Historic Resources - African American

Historic African American Properties


Historic properties associated with African Americans form an important subset of the state's historic properties. A large population of African Americans has lived in Georgia, making important contributions to the state's history and culture. Overall, the pattern of historic properties associated with African Americans in Georgia is similar to the statewide profile in terms of types of buildings and periods of development. However, significant differences distinguish African American historic properties in at least five ways:
 

  • First and foremost, there are proportionally far fewer extant historic properties associated with African Americans. Although African Americans historically made up approximately one-third of the state's population, fewer than ten percent of the state’s historic properties are known to be directly associated with African Americans. Part of this disproportion is due to the fact that many historic properties associated with African American history have been lost through demolition, neglect, or replacement. Another reason is that until recently African -American associations with extant historic properties have not been well documented; with continuing advances in historical research, more historic properties associated with Georgia's African American population are being documented.
     
  • Second, there are differences in the relative numbers of the different types of extant historic buildings associated with African Americans. Houses constitute a smaller percentage, while community landmark buildings make up a much larger percentage. Two-thirds of African American community landmark buildings are churches, compared with one-half statewide. Another large percentage are schools. Very few historic African American owned-and-operated farms have been documented, although a number are represented in National Register listings and Centennial Farm designations; conversely, many farms and plantations in the Piedmont, Coastal Plain, and Coastal regions were worked and even managed by enslaved African Americans prior to the Civil War and by African American tenant farmers during the late 19th and early 20th centuries, but relatively few associated buildings and structures remain.
     
  • Third, the environmental setting of Georgia's African American historic properties differs from the statewide profile. Greater percentages are in urban areas including smaller cities and towns. Correspondingly smaller percentages are located in rural areas.
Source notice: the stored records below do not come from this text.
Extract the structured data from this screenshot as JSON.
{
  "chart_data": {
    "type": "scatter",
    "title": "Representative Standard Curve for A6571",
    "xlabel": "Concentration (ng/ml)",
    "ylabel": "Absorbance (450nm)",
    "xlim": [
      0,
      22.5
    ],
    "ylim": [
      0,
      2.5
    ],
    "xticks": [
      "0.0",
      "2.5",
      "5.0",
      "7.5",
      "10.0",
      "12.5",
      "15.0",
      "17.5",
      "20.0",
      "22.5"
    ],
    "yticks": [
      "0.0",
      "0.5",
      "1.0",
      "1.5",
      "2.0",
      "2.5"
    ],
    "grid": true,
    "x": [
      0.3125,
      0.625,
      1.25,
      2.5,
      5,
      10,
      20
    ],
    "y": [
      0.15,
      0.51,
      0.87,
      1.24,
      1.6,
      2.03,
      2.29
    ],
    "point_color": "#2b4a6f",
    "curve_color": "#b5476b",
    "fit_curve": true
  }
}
Far fewer are in suburban areas; the city of Atlanta is an exception, with its extraordinary collection of 20th century African American suburbs stretching westward from the Atlanta University Center to Collier Heights. Another difference in the environmental setting is due to racially segregated settlement patterns.  In many communities, all African American historic properties are situated in the same relatively small area.  As a result, large and small houses, community landmarks and places of work, industries and recreational facilities, all are juxtaposed in a distinctive community amalgam that is different from white-occupied historic areas where "zoning," whether by ordinance or practice, tended to separate disparate land uses and building types. In rural areas, many African American houses are clustered in distinctive hamlets, sometimes with a small country store and occasionally a church and school.
     
  • Fourth, there are significant differences in the architectural characteristics of houses associated with African Americans. The percentage of vernacular (or "no academic style") houses is much higher, and there is a greater prevalence of smaller house types and forms such as shotguns, hall-parlor houses, double pens, and saddlebag-type houses.
     
  • Finally, with regard to historic landscapes, African American associations are not well documented in existing surveys. Distinctive landscape traditions dating from the antebellum period through the mid-20th century, characterized by strong cultural associations and symbolic meanings rather than visual aesthetics, have been recognized in the past few years.  In other cases, documented African American landscapes such as the swept yard have virtually disappeared.